Ten billion dollars money, ten cents professionalism
Let us return to the contract documents. The first thing that comes across is the amateurishness of the documents signed by AHI whose officers are its director Winston Brassington and Attorney-at-Law Marcia Nadir-Sharma. Bear in mind that the contract is for over ten billion dollars, excluding a whole range of costs as set out in Part One last week. With such sums involved, you would think that some professionalism would go into the documents. In fact, professionalism is as excluded as Guyanese labour. Surely the contract documents should have been referred to one of the law firms with expertise in high-value construction contracts for finalisation. In fact the documents have all the hallmarks of people with no experience, expertise or concern for ensuring that taxpayers’ money is protected.
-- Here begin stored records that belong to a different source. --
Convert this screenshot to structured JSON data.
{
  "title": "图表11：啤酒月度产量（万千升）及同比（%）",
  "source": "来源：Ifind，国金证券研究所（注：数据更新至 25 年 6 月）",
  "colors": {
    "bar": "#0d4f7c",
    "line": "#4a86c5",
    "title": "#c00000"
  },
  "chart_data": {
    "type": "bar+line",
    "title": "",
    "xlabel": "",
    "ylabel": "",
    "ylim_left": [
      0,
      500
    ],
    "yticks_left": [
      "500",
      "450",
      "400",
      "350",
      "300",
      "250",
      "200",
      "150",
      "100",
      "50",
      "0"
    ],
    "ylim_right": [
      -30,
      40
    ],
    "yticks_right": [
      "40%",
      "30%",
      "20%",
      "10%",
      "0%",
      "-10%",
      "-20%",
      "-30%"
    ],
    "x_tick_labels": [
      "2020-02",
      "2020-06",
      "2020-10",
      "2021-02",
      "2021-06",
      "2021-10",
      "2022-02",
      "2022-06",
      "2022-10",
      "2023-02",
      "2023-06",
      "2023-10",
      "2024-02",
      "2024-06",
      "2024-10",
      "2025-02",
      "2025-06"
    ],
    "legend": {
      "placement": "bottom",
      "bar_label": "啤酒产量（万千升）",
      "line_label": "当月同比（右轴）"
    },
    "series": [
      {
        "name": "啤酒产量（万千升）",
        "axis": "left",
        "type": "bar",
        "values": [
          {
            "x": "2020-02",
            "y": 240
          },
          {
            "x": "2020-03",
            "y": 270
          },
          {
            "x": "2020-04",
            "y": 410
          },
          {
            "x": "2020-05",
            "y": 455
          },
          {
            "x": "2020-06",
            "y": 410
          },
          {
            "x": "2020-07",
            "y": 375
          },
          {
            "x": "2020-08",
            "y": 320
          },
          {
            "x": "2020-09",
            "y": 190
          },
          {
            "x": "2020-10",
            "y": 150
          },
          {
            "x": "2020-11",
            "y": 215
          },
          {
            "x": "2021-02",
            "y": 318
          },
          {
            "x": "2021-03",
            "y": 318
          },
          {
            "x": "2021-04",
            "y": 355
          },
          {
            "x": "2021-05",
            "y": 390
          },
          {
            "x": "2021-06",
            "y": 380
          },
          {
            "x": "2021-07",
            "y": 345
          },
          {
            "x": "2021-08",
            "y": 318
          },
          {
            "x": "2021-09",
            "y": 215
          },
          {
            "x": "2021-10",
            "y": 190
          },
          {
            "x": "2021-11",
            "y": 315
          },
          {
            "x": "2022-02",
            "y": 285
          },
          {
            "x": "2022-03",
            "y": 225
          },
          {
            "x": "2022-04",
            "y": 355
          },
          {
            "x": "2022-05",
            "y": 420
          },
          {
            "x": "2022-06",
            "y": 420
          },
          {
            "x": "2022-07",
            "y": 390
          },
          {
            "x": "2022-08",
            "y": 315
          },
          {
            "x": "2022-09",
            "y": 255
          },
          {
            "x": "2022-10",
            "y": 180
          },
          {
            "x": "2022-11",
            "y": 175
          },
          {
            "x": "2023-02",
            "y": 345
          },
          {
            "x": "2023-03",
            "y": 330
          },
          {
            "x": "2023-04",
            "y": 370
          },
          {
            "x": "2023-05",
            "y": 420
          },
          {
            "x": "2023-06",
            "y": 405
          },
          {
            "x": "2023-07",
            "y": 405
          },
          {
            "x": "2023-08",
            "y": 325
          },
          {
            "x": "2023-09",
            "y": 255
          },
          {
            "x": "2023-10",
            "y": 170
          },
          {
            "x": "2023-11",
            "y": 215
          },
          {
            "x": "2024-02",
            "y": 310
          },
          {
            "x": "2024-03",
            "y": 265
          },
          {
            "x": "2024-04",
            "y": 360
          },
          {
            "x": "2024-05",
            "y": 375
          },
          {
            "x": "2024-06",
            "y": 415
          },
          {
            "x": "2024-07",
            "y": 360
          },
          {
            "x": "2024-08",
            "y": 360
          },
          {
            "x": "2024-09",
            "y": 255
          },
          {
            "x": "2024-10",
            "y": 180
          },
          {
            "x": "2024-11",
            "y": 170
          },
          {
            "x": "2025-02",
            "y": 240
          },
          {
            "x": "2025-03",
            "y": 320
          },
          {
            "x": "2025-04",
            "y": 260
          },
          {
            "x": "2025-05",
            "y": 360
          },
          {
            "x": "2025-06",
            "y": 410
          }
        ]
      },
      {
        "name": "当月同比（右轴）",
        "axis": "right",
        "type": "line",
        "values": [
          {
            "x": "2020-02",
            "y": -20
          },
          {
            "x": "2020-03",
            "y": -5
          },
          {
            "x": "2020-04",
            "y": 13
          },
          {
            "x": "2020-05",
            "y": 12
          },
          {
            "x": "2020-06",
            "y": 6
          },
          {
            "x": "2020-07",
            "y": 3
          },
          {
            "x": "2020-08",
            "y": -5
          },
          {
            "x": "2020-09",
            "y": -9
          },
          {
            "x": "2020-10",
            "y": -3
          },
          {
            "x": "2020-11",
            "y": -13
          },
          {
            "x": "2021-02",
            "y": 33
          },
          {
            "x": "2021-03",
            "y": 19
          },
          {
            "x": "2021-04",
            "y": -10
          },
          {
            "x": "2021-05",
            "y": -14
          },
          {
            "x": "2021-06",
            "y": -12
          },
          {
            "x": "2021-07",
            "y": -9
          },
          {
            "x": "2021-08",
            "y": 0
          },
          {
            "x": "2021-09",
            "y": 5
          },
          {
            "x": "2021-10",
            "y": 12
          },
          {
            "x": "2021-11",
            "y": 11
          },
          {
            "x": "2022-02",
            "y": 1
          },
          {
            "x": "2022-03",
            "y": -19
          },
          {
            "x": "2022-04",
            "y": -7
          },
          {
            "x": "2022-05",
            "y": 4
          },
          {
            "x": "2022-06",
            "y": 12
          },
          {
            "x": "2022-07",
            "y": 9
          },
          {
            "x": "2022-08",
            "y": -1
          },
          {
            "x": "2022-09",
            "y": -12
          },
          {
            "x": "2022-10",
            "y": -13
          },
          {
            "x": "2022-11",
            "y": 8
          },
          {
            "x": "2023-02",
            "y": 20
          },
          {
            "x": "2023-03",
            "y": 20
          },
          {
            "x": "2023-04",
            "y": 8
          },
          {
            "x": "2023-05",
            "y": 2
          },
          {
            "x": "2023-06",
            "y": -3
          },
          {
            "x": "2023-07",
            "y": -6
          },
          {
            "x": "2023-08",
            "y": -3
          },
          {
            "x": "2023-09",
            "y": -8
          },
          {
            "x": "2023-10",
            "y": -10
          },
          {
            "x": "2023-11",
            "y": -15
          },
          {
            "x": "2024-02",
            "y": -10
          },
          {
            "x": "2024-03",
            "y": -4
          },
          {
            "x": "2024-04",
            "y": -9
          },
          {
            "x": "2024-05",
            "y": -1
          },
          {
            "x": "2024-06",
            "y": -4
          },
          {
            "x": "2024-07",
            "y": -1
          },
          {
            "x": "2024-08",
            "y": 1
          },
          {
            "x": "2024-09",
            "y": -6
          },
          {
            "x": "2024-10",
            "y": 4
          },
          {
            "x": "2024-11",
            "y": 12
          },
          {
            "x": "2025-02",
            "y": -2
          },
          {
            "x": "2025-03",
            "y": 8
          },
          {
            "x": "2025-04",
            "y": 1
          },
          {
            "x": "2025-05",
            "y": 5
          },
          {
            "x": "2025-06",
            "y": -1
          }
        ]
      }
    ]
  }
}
In fact there appears some amount of cut-and-paste going on in the preparation of the documents. Here is a classic example: Paragraph 4 of the MOU states that “US$21 million will be provided by AHI shareholders in the form of equity and subordinated debt, such that Zublin will invest the majority of the equity. Pending the execution of the Design-Build Contract, AHI is controlled by the Government of Guyana. Once the Design-Build Contract is executed and financial close is achieved, it is expected that Zublin will be the majority shareholder with the Government of Guyana having a minority stake and proportional representation on the Board of Directors.”

In May 2010 Zublin Grenada Ltd had announced that it was invited by the government to undertake this development and had given the Zublin team three weeks to consider the offer. There has been no indication from Zublin that it had accepted the offer but the June 14, 2011 MOU suggests that while Zublin is still involved it is not prepared to take any risk at the construction stage, all the financing for which has so far been provided by the Government of Guyana through AHI. As the public is aware, the US$25 million received from the disposal of the government’s share in GT&T was earmarked for the hotel and this is in addition to the US$10 million advanced by NICIL to SCG towards their $51 million contract price.

Viability not determined
Someone should surely be asking Mr Brassington and/or the Finance Minister for details of the Marriot and Zublin contractual arrangements, including the basis for valuing any shares to be issued to Zublin. I shudder to think that it will be at the price which Ms Nadir-Sharma has placed in the Articles as the price per share. She needs to be told that the share price in a company’s Articles of Incorporation should be the minimum issue price, to allow market flexibility to the directors. Is Ms Nadir-Sharma aware that nominal price per share was abolished in 1995 when the 1991 Companies Act came into force?

A review of the documents reveals other concerns: the June 2011 MOU admits that the revised contract price of US$51 million for a reduction in the scope of work is “not fully acceptable to AHI”; that AHI is confronted with a shortfall based on the Marriott projections; that there needs to be further capital costs reduction, increased revenue from the operation of the casino and more optimal financing terms. In other words, the construction began even before the viability of the project had been determined! This may explain why NICIL is providing interest-free loans to AHI.

What it does not explain is how and why Mr Brassington could give to Dr Ashni Singh, Minister of Finance, six months later, an undertaking that AHI “will procure or provide all the investment [and other] financing required [by AHI] estimated at US$58 million.” Mr Brassington and Dr Singh both appeared to be pretending that they were entering into an arm’s length agreement and that they did not know that it was Dr Singh’s NICIL that was improperly providing AHI with whatever money it accesses.

Vying for the most elementary but not costly error made by the Brassington-Nadir-Sharma combination is their failure to ensure that SCG has a legal presence in Guyana. It is one of the first assertions in the preamble in any properly drawn-up agreement. Two separate checks at the Deeds Registry this past week suggest that SCG is not incorporated or registered as an external company in Guyana as it is required to be under the Companies Act. There is no evidence that Mr Brassington agreed to waive the mandatory statutory duty.